Q. What has launching gyro and being an entrepreneur taught you?

A. The word “business” is equally sexy as the word “music” to the younger generation. There’s no trust in any institution but business right now. In a way, entrepreneurship is seen as a freedom builder and it’s how people really think they can make a mark. I never had the chance to build a business from scratch. I opened a lot of agencies in Latin America and elsewhere but not from scratch. That really propelled a different energy or inspiration in my mind. That was my ignition moment. One thing I do is call everyone who joins us around the world, from a receptionist to a president, and spend 15 minutes on the phone with them. I always end with this question: What is your dream? Seventy percent tell me it’s to have their own business. The fact that they have the conviction to build a business in the future tells me that their hunger to have their own story is bigger than anything else that the consumption or consumer society has built.

 

Q. You were born in Germany, raised in Spain, and have lived in the U.S., Mexico, and elsewhere. How much has your global perspective shaped your approach to marketing?

A. If I really react viscerally to the question, I think it’s humility. Living in many cultures gives you the perspective that we are not alone and that you have to respect a lot. There’s great wealth in each person and culture, which causes me to listen more than I probably did when I was living in just one country. I think a change of culture gives you the chance to change your perception and principles sometimes.

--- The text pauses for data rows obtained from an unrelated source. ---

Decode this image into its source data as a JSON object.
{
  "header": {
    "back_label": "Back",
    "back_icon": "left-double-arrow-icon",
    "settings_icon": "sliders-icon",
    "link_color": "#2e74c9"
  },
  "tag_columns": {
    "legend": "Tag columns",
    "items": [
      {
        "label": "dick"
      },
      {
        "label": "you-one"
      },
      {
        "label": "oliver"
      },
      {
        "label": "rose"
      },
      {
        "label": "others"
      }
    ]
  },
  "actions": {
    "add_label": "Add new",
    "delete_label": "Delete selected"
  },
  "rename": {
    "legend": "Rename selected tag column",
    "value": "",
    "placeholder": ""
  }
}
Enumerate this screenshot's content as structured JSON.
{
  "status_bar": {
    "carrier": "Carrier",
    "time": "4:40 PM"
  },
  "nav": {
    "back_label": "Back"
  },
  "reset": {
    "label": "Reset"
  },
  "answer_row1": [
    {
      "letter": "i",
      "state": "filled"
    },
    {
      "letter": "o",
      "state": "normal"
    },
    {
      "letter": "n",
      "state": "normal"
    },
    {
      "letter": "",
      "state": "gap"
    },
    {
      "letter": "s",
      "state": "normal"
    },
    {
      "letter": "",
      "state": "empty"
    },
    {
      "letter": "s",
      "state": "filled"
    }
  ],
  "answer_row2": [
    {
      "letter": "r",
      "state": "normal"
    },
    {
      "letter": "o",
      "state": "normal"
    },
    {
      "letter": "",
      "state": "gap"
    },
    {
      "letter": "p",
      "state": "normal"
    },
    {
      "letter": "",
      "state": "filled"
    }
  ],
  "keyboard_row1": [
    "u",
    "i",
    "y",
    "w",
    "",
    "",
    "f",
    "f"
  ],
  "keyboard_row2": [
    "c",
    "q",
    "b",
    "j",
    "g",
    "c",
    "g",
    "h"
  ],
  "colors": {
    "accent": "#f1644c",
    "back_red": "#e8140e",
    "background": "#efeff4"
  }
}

The U.S., my home for the past 16 years, is the perfect place to elevate everything that I’ve learned along the way. It sounds completely cheesy but global citizenship is the future, at least in the digital world. If we say we live in a digital era, we are basically saying we are living in a global citizenship era, because there is nothing that is provincial or village-driven or concluded by borders. It’s a borderless approach, and if you don’t have a global perspective, I think you won’t be successful in this business.

 

Q. What would your advice be to someone entering a career in business-to-business marketing today?

A. This is a business that if you are not the best in what you are doing, you will get expelled fast. I always concentrate on the uniqueness you bring to the table. It doesn’t matter if it’s B2B or B2C. In B2B, I think you need to be passionate about building businesses. It’s the most fascinating place right now in marketing because it combines the reality of these times with high and creative thinking. It’s difficult to express, but any company that you respect these days as pioneering and avant-garde has this mix. Who is making the headlines? Companies that mix that very unique approach. And this is a place that requires pioneers. If you would rather be a pioneer and a builder, then this is the place to come.

 

Q. What does your induction into the ANA B2B Hall of Fame mean to you?

A. It’s an enormous honor because at the end of the day, all of us — clients, other agencies, the ANA — have walked the path of bravery to refresh, reinvent, and reposition what B2B means in the scheme of our marketing communications. We all decided 10 years ago to say this is the future of marketing. Our clients embraced it, not from day one, because every time you say something that is beyond the times it takes a while. This is recognition of bravery and stubbornness.